Intel's Atom Architecture: The Journey Beginsby Anand Lal Shimpi on April 2, 2008 12:05 AM EST
- Posted in
Fighting Power Consumption...with a Longer Pipeline?
Atom's pipeline is a fairly deep 16 stages, with a 13 stage mispredict penalty. Note that this is longer than the Core 2 Duo's 14 stage pipeline, which is surprising given the low power focus the design team had for Atom.
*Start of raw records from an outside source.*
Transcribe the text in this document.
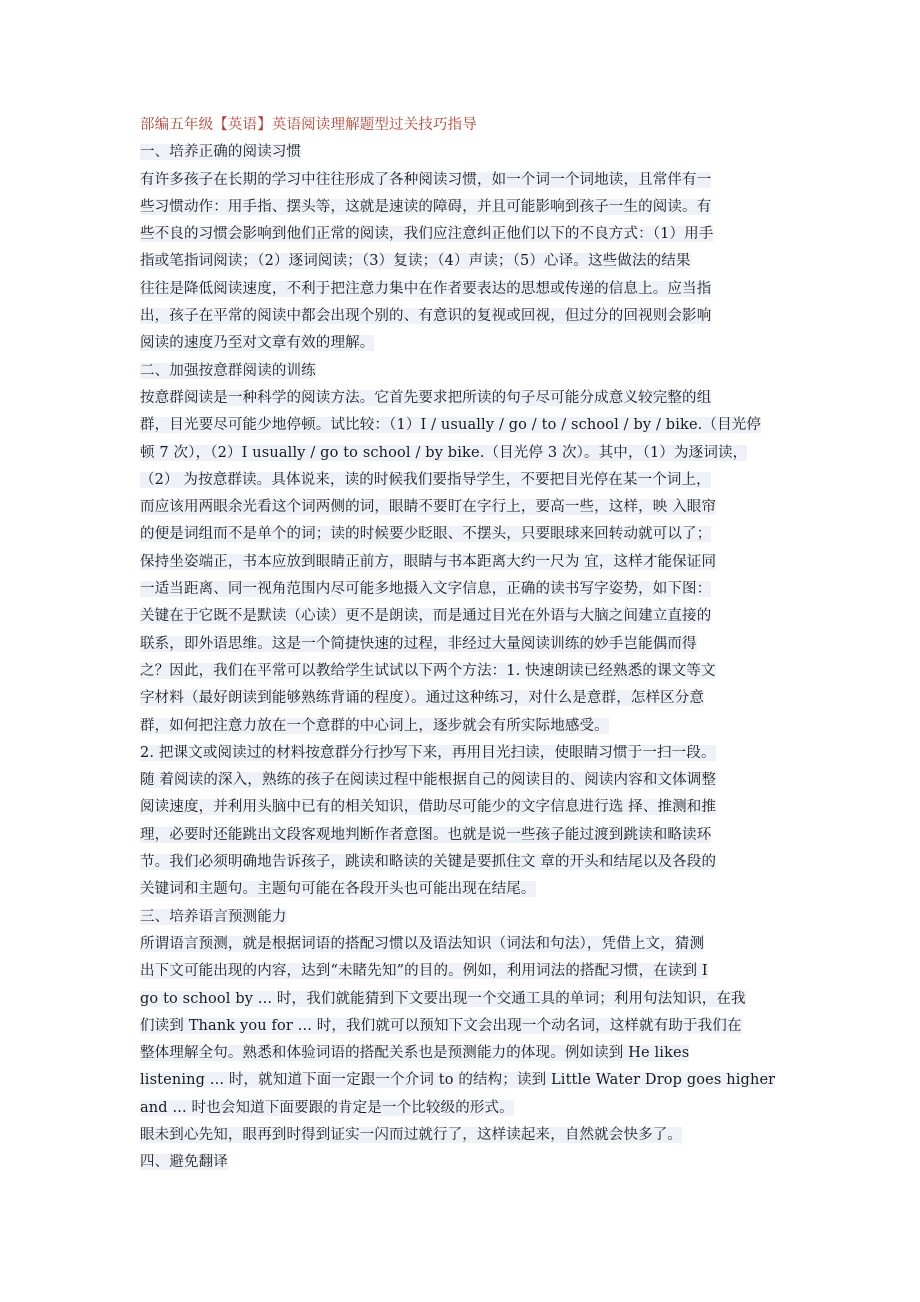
部编五年级【英语】英语阅读理解题型过关技巧指导
一、培养正确的阅读习惯
有许多孩子在长期的学习中往往形成了各种阅读习惯，如一个词一个词地读，且常伴有一
些习惯动作：用手指、摆头等，这就是速读的障碍，并且可能影响到孩子一生的阅读。有
些不良的习惯会影响到他们正常的阅读，我们应注意纠正他们以下的不良方式：（1）用手
指或笔指词阅读；（2）逐词阅读；（3）复读；（4）声读；（5）心译。这些做法的结果
往往是降低阅读速度，不利于把注意力集中在作者要表达的思想或传递的信息上。应当指
出，孩子在平常的阅读中都会出现个别的、有意识的复视或回视，但过分的回视则会影响
阅读的速度乃至对文章有效的理解。
二、加强按意群阅读的训练
按意群阅读是一种科学的阅读方法。它首先要求把所读的句子尽可能分成意义较完整的组
群，目光要尽可能少地停顿。试比较：（1）I / usually / go / to / school / by / bike.（目光停
顿 7 次），（2）I usually / go to school / by bike.（目光停 3 次）。其中，（1）为逐词读，
（2） 为按意群读。具体说来，读的时候我们要指导学生，不要把目光停在某一个词上，
而应该用两眼余光看这个词两侧的词，眼睛不要盯在字行上，要高一些，这样，映 入眼帘
的便是词组而不是单个的词；读的时候要少眨眼、不摆头，只要眼球来回转动就可以了；
保持坐姿端正，书本应放到眼睛正前方，眼睛与书本距离大约一尺为 宜，这样才能保证同
一适当距离、同一视角范围内尽可能多地摄入文字信息，正确的读书写字姿势，如下图：
关键在于它既不是默读（心读）更不是朗读，而是通过目光在外语与大脑之间建立直接的
联系，即外语思维。这是一个简捷快速的过程，非经过大量阅读训练的妙手岂能偶而得
之？因此，我们在平常可以教给学生试试以下两个方法：1. 快速朗读已经熟悉的课文等文
字材料（最好朗读到能够熟练背诵的程度）。通过这种练习，对什么是意群，怎样区分意
群，如何把注意力放在一个意群的中心词上，逐步就会有所实际地感受。
2. 把课文或阅读过的材料按意群分行抄写下来，再用目光扫读，使眼睛习惯于一扫一段。
随 着阅读的深入，熟练的孩子在阅读过程中能根据自己的阅读目的、阅读内容和文体调整
阅读速度，并利用头脑中已有的相关知识，借助尽可能少的文字信息进行选 择、推测和推
理，必要时还能跳出文段客观地判断作者意图。也就是说一些孩子能过渡到跳读和略读环
节。我们必须明确地告诉孩子，跳读和略读的关键是要抓住文 章的开头和结尾以及各段的
关键词和主题句。主题句可能在各段开头也可能出现在结尾。
三、培养语言预测能力
所谓语言预测，就是根据词语的搭配习惯以及语法知识（词法和句法），凭借上文，猜测
出下文可能出现的内容，达到“未睹先知”的目的。例如，利用词法的搭配习惯，在读到 I
go to school by ... 时，我们就能猜到下文要出现一个交通工具的单词；利用句法知识，在我
们读到 Thank you for ... 时，我们就可以预知下文会出现一个动名词，这样就有助于我们在
整体理解全句。熟悉和体验词语的搭配关系也是预测能力的体现。例如读到 He likes
listening ... 时，就知道下面一定跟一个介词 to 的结构；读到 Little Water Drop goes higher
and ... 时也会知道下面要跟的肯定是一个比较级的形式。
眼未到心先知，眼再到时得到证实一闪而过就行了，这样读起来，自然就会快多了。
四、避免翻译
A 16-stage pipeline complete with 3 instruction fetch and 3 instruction decode stages, more than expected
Longer pipelines are generally associated with greater power consumption especially as of late due to the Pentium 4's tenure. Intel gave us three reasons for the long pipeline:
When faced with a decision between trading off latency for power, the Austin design team always favored keeping power low, even if it meant increasing latencies. Atom doesn't fire the large banks of its caches unless the cache controller knows there's a true hit in the cache, unfortunately this increases the access latency of the cache. In order to keep clock speeds high, these cache accesses have to be further pipelined. The benefit is that power is kept low; Atom keeps things as physically tagged caches to avoid the power burden of a virtually tagged cache.
The same sort of latency tradeoff is made in the decoding stages. Remember the slow vs. fast paths through the decoders? The slow path is higher latency but is guaranteed to properly decode an instruction, the added latency forces Atom to have three decoding stages instead of two.
Finally there are some algorithms in which SMT added a stage or two to the pipeline, the end result being a fairly lengthy pipeline for such a simple CPU. The reasoning however makes sense; there is no NetBurst nonsense here, all of these decisions were made to keep power consumption as low as possible while hitting the right frequency targets. As a fairly simple two-issue core, Atom needs clock speed in order to give us the sort of performance we are expecting of it.